Many ascetics and mystics have practiced their chemistry-changing mortifications and spiritual exercises while living, for longer or shorter periods, as hermits. Now, the life of a hermit, such as Saint Anthony, is a life in which there are very few external stimuli. But as Hebb, John Lilly and other experimental psychologists have recently shown in the laboratory, a person in a limited environment, which provides very few external stimuli, soon undergoes a change in the quality of his consciousness and may transcend his normal self to the point of hearing voices or seeing visions, often extremely unpleasant, like so many of Saint Anthony’s visions, but sometimes beatific.
That men and women can, by physical and chemical means, transcend themselves in a genuinely spiritual way is something which, to the squeamish idealist, seems rather shocking. But, after all, the drug or the physical exercise is not the cause of the spiritual experience; it is only its occasion.

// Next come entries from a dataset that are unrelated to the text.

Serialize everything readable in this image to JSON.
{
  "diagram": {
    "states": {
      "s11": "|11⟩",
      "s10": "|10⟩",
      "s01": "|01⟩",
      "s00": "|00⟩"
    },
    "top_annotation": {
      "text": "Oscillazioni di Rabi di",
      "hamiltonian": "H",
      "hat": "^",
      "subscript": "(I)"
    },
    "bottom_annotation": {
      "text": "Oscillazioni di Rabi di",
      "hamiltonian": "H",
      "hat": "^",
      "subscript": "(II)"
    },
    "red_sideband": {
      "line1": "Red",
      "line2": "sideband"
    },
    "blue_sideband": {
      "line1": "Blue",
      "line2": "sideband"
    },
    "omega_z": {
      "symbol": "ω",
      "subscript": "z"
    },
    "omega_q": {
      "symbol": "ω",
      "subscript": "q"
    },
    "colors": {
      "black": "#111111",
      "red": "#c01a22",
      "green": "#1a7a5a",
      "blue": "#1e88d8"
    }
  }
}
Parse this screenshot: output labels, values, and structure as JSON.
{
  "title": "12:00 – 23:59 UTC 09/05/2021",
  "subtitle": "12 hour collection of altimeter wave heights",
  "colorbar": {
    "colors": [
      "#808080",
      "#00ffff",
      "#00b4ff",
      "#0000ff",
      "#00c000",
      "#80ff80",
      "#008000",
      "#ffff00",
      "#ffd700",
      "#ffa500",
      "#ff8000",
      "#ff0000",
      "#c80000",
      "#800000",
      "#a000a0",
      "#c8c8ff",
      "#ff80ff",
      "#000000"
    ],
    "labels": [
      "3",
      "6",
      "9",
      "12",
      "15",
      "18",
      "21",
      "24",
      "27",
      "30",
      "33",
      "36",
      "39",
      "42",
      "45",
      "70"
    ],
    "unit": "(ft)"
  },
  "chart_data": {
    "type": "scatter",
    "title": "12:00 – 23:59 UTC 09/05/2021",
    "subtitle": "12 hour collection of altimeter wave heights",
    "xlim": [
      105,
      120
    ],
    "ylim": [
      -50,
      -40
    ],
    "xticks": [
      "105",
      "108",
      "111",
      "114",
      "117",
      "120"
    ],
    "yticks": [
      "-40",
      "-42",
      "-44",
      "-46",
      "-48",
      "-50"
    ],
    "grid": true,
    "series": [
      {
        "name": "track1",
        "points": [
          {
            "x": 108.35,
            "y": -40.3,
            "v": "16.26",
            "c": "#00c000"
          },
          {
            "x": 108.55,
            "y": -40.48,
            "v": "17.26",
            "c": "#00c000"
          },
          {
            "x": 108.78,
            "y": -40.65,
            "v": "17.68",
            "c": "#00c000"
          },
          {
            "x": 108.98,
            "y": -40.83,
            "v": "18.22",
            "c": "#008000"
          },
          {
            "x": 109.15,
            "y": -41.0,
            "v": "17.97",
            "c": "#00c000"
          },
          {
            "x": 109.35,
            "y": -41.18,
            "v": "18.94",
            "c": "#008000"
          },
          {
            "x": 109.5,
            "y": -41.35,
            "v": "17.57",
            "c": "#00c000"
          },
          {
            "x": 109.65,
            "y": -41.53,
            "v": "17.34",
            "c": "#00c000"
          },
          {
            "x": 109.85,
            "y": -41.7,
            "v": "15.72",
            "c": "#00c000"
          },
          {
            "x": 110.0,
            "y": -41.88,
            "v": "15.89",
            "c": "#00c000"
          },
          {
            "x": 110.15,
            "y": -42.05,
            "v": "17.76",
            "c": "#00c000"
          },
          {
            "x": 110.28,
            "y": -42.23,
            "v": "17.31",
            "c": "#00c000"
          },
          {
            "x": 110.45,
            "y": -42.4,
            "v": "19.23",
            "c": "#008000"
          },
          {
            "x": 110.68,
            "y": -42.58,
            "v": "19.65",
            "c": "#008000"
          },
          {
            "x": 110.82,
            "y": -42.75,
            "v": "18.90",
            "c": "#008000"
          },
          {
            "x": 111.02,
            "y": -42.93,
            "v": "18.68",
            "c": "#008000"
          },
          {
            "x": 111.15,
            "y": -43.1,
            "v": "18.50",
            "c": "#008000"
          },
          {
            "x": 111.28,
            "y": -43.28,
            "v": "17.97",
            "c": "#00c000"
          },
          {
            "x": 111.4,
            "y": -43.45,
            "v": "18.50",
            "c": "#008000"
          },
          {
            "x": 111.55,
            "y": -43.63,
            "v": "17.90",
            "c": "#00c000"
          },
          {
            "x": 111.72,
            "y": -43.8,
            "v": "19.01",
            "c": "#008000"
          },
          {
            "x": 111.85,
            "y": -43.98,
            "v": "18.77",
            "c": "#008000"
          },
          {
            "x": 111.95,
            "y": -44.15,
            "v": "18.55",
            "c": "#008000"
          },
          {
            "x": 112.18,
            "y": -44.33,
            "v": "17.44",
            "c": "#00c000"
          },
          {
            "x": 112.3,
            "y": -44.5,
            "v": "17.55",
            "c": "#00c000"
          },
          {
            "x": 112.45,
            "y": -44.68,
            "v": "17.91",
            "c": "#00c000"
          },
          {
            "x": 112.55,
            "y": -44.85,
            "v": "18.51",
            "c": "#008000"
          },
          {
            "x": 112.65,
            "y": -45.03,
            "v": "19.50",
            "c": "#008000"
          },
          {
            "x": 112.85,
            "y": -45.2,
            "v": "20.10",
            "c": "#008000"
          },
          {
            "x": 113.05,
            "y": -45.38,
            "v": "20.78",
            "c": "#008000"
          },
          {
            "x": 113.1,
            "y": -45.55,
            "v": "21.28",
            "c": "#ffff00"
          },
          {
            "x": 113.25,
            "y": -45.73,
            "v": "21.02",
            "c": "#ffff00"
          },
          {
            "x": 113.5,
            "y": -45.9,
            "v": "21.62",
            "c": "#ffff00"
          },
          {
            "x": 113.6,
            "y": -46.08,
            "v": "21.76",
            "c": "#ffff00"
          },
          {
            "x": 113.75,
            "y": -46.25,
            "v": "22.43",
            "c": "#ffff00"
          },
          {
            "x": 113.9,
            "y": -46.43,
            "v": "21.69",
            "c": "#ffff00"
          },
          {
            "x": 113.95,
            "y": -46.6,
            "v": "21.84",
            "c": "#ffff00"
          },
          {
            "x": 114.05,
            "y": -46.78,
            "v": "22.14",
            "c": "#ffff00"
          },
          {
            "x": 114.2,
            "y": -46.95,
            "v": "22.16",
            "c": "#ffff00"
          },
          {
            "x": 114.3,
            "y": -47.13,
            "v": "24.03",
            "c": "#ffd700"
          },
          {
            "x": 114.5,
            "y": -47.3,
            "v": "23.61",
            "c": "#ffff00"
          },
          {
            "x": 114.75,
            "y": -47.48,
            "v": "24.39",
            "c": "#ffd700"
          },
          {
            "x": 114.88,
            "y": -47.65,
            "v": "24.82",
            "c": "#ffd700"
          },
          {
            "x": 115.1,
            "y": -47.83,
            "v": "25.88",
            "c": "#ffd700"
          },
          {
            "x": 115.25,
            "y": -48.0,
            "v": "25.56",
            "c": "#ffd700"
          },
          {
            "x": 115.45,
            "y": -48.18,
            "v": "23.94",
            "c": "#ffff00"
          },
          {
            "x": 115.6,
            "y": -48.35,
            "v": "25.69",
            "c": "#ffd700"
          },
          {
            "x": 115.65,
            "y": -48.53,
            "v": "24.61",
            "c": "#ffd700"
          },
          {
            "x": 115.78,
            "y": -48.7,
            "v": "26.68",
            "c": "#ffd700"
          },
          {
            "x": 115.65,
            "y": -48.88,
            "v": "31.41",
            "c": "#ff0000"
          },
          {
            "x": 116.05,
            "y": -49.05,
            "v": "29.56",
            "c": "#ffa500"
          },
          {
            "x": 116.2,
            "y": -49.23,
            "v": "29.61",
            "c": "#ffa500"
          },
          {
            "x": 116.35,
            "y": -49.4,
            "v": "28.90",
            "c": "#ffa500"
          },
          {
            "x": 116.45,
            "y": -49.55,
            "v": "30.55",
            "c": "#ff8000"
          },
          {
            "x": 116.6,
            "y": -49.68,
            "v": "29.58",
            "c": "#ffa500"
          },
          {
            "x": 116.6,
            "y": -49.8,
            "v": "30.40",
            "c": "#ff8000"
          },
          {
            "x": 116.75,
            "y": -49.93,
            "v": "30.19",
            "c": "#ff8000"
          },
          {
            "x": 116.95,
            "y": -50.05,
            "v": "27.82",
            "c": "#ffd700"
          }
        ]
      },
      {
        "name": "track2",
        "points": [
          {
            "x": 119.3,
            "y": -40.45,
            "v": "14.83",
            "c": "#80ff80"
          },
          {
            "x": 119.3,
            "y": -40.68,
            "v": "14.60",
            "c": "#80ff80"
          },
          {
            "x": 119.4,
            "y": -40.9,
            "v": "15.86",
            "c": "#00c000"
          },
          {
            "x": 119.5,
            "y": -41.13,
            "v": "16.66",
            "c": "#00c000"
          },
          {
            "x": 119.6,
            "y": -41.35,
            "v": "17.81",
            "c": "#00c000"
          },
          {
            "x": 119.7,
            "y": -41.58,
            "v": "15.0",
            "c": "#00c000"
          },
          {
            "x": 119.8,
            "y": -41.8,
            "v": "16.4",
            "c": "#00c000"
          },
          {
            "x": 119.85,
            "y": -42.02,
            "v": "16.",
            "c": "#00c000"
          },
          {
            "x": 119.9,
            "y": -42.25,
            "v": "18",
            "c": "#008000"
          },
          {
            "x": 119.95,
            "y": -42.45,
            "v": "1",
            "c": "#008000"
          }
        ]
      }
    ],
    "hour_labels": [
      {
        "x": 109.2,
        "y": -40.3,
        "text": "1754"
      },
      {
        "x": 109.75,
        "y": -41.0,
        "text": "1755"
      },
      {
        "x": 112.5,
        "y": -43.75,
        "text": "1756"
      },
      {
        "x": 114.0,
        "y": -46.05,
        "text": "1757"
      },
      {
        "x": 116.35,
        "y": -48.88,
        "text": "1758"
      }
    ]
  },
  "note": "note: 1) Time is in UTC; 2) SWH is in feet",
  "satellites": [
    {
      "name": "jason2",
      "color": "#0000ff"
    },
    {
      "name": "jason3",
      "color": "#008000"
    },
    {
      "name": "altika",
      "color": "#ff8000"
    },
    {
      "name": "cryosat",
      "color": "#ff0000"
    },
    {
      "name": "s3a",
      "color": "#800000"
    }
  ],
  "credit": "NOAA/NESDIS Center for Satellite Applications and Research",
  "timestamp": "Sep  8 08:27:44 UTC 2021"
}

Writing of William James’ experiments with nitrous oxide, Bergson has summed up the whole matter in a few lucid sentences. “The psychic disposition was there, potentially, only waiting a signal to express itself in action. It might have been evoked spiritually by an effort made on its own spiritual level. But it could just as well be brought about materially, by an inhibition of what inhibited it, by the removing of an obstacle; and this effect was the wholly negative one produced by the drug.” Where, for any reason, physical or moral, the psychological dispositions are unsatisfactory, the removal of obstacles by a drug or by ascetic practices will result in a negative rather than a positive spiritual experience. Such an infernal experience is extremely distressing, but may also be extremely salutary. There are plenty of people to whom a few hours in hell—the hell that they themselves have done so much to create—could do a world of good.